Even now, he couldn’t disentangle all his motives for not doing so, couldn’t sort out the selfless (his wish to protect her) from the selfish (his desire to have her in his power, just once). He only knew he could not bring himself to betray her, and that he was able to rationalise this by telling himself that there was no harm in waiting till the morning, no harm in giving her a chance to explain.
And so he had cycled on, past the main gate, had tiptoed up to his room and had hidden the cryptograms behind the print, increasingly aware that he had strayed across whatever border it is that separates folly from treason, and that with every passing hour it would be harder for him to find his way back.
For the hundredth time, sitting on his bed, he ran through all the possibilities. That she was crazy. That she was being blackmailed. That her room was being used as a hiding place without her knowledge. That she was a spy.
A spy? The notion seemed fantastic to him – melodramatic, bizarre, illogical. For one thing, why would a spy with any sense steal cryptograms? A spy would be after decodes, surely: the answers not the riddles; the hard proof that Enigma was being broken?
He checked the door, then gently took down the picture and dismantled the frame, working the thumbtacks loose with his fingers and lifting away the hardboard backing. Now he thought about it, there was something distinctly odd about these cryptograms, looking at them again he realised what it was. They should have had the thin paper strips of decode produced by the Type-X machines gummed to their backs. But not only were there no strips, there weren’t even any marks to show where the strips had been torn off.

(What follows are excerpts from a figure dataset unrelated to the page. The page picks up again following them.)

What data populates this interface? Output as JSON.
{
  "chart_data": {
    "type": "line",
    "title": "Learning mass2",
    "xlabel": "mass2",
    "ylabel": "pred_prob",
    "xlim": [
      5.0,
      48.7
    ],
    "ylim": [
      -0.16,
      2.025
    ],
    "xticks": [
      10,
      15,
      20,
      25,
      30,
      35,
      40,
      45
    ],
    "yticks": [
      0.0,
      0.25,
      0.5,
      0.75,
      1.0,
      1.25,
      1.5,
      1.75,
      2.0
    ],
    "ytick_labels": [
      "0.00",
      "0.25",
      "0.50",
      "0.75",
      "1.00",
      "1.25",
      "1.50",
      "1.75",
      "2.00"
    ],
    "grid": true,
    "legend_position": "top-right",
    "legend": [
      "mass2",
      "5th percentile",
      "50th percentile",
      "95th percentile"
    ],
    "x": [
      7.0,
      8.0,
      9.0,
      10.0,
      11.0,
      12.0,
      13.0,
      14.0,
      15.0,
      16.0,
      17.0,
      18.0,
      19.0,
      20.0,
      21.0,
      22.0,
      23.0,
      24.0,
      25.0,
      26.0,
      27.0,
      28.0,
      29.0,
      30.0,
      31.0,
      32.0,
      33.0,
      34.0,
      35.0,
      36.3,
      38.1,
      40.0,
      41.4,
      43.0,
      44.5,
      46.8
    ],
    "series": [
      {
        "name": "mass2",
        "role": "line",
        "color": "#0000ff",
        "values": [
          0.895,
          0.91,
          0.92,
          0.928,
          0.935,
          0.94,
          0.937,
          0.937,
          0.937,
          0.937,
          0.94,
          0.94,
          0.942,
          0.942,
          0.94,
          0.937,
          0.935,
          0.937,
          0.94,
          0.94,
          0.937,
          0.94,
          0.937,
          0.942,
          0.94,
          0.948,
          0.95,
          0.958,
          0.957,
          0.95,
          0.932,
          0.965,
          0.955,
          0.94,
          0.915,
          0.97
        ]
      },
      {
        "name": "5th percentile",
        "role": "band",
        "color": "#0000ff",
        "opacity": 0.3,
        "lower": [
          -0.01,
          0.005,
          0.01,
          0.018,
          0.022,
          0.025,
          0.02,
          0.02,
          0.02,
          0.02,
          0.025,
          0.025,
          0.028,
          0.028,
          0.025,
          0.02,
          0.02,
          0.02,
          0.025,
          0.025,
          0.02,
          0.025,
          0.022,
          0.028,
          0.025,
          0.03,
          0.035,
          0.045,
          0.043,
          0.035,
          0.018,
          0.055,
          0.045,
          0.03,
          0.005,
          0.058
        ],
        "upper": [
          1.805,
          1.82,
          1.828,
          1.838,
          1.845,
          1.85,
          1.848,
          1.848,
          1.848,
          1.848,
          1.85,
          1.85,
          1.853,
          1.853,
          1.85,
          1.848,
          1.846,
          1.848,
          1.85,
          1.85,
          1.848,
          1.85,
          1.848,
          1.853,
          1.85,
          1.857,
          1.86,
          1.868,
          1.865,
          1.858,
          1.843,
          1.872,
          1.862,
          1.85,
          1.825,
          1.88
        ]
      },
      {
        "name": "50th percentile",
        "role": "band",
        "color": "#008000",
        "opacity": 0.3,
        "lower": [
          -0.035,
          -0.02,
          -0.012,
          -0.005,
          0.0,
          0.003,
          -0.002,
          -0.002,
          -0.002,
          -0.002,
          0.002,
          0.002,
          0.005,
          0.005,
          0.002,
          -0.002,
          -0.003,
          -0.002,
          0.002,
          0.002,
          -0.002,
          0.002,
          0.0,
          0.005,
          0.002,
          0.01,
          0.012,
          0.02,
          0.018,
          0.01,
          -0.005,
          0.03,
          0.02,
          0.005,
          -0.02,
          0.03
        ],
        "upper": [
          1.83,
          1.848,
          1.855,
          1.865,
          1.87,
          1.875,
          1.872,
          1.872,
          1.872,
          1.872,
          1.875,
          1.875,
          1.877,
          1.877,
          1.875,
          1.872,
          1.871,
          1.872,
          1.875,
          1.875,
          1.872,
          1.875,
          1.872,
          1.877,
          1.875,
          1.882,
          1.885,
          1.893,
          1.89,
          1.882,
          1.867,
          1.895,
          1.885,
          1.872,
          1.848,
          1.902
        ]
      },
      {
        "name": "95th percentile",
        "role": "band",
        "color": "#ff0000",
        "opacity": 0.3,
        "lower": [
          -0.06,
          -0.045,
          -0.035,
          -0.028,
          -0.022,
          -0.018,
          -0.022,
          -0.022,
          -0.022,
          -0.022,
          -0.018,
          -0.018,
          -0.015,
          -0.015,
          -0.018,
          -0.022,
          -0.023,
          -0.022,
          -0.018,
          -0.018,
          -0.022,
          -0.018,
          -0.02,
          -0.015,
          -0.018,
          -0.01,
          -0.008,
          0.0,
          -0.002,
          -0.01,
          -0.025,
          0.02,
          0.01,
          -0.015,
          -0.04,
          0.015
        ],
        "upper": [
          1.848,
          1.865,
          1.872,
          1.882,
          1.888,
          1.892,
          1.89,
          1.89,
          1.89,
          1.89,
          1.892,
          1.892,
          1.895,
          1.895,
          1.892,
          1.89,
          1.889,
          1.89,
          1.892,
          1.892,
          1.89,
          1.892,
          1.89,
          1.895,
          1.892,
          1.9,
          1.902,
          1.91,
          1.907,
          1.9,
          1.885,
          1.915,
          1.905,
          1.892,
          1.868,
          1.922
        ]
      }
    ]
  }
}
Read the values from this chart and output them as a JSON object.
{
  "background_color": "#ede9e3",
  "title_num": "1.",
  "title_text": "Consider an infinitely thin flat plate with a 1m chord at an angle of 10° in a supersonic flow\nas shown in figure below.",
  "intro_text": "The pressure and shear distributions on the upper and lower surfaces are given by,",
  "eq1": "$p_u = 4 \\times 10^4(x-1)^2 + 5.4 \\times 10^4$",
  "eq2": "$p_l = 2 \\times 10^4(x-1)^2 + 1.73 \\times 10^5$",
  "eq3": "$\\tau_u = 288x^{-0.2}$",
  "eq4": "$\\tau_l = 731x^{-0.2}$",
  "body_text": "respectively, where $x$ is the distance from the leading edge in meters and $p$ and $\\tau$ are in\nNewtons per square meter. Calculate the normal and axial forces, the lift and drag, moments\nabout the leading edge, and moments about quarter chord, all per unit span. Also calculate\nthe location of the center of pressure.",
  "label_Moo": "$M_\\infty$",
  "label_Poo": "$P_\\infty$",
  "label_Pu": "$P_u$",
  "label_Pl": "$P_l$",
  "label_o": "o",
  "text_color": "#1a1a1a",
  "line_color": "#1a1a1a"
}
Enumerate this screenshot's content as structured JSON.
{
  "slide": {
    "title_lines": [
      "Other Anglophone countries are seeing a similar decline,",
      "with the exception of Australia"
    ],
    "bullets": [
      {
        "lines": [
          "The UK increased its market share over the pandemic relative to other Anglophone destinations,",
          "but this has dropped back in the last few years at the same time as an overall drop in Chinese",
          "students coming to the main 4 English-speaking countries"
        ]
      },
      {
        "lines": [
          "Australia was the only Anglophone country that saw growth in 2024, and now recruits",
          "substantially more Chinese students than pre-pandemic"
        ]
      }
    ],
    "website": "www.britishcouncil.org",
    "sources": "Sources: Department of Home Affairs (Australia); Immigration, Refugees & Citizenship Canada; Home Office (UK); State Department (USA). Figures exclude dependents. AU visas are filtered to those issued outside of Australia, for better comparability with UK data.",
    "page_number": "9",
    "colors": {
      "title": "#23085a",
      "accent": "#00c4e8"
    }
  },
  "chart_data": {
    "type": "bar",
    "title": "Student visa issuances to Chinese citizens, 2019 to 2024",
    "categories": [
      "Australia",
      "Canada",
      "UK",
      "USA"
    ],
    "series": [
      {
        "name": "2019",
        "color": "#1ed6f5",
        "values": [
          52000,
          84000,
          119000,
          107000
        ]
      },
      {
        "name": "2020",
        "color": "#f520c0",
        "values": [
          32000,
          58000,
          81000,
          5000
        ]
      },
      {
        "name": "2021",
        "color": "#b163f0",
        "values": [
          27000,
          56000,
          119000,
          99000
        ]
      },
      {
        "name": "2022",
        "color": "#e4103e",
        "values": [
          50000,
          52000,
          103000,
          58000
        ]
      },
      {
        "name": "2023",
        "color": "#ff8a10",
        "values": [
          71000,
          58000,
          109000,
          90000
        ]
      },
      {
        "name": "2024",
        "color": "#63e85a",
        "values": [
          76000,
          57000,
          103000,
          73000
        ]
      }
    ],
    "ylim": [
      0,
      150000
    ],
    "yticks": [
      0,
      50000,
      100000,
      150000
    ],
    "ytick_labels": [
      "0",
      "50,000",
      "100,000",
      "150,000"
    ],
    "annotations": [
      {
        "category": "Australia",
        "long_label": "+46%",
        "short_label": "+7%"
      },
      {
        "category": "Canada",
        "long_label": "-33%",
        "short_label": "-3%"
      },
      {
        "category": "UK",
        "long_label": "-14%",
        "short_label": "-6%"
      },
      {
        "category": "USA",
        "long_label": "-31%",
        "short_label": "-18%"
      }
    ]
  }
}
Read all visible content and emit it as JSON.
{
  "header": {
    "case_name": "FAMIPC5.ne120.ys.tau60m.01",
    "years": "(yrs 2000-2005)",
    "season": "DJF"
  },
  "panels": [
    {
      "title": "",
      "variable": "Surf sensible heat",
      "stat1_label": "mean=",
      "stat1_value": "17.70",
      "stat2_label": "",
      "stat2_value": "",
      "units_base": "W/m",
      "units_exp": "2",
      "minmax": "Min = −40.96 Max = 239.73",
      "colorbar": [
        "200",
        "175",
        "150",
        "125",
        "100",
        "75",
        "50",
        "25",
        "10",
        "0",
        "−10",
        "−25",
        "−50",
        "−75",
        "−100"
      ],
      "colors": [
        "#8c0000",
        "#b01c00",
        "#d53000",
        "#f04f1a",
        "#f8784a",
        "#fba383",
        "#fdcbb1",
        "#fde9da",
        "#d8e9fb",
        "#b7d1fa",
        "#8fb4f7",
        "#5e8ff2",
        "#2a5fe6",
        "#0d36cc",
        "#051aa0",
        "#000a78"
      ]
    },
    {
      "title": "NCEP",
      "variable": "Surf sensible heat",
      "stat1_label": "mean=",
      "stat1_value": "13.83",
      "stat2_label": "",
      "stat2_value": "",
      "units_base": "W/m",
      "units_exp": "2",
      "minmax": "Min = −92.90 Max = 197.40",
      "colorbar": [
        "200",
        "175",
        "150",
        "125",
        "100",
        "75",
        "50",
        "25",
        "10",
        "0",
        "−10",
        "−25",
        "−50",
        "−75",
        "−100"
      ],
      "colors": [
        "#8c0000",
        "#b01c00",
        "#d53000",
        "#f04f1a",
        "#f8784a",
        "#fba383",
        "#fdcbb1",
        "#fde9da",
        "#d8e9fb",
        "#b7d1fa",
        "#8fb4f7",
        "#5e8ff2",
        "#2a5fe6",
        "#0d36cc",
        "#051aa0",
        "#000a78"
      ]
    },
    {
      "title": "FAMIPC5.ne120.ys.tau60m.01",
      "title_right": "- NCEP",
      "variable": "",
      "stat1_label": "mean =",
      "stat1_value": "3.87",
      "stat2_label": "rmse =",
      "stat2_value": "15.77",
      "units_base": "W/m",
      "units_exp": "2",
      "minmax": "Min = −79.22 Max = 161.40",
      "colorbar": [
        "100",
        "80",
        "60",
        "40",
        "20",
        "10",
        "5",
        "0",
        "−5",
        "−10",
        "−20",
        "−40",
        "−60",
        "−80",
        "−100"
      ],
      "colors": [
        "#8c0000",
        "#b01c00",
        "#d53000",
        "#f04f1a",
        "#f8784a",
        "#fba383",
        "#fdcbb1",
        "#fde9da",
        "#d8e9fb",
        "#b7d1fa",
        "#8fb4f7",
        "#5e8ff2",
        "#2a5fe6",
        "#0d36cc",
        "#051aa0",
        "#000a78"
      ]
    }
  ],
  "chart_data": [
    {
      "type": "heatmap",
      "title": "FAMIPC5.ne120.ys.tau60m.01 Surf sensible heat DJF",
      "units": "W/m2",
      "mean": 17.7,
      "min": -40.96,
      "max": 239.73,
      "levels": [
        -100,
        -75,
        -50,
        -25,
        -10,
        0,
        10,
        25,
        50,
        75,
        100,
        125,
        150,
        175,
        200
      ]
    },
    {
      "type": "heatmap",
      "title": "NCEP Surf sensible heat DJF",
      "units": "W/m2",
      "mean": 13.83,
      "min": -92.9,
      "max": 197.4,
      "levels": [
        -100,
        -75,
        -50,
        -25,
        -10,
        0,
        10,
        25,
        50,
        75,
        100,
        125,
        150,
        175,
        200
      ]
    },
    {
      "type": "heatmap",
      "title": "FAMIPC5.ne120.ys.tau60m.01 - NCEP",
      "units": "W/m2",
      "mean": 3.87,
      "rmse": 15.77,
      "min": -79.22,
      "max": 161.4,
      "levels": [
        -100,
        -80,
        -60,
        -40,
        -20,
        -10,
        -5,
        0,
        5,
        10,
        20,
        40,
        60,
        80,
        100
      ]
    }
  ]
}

So, by t
he look of them, these signals had never even been broken. Their secrets were intact. They were virgin.
None of it made any sense.
He stroked one of the signals between finger and thumb. The yellowish paper had a slight but perceptible odour. What was it? He held it close to his nose and inhaled. The scent of a library or an archive, perhaps? Quite a rich smell – warm, almost smoky – as evocative as perfume.
He realised suddenly that despite his fear he was actually beginning to treasure the cryptograms, as another man might treasure a favourite snapshot of a girl. Only these were better than any photographs, weren’t they, for photographs were merely likenesses, whereas these were clues to who she was, and therefore wasn’t he, by possessing them, in a sense, possessing her …?
He would give her just one chance. No more.
He looked at his watch. Twenty minutes had passed since breakfast. It was time to go. He slipped the cryptograms behind the picture, reassembled the frame and replaced it on the mantelpiece, then opened the door a fraction. Mrs Armstrong’s regular guests had all come in from the night-shift. He could hear their murmured voices in the dining room. He put on his overcoat and stepped out on to the landing. Such were his efforts to seem natural, Mrs Armstrong would later swear she heard him humming to himself as he descended the stairs.
‘I see you smiling in the cigarette glow
Though the picture fades too soon
But I see all I want to know
They can’t black out the moon …’
From Albion Street to Bletchley Park was a walk of less than half a mile – left out of the door and along the street of terraced houses, left under the blackened railway bridge and sharp right across the allotments.
He strode quickly over the frozen ground, his breath steaming before him in the cold sunshine. Officially it was almost spring but someone had forgotten to pass the news on to winter. Patches of ice, not yet melted from the night before, cracked beneath the soles of his shoes. Rooks called from the tops of skeletal elms.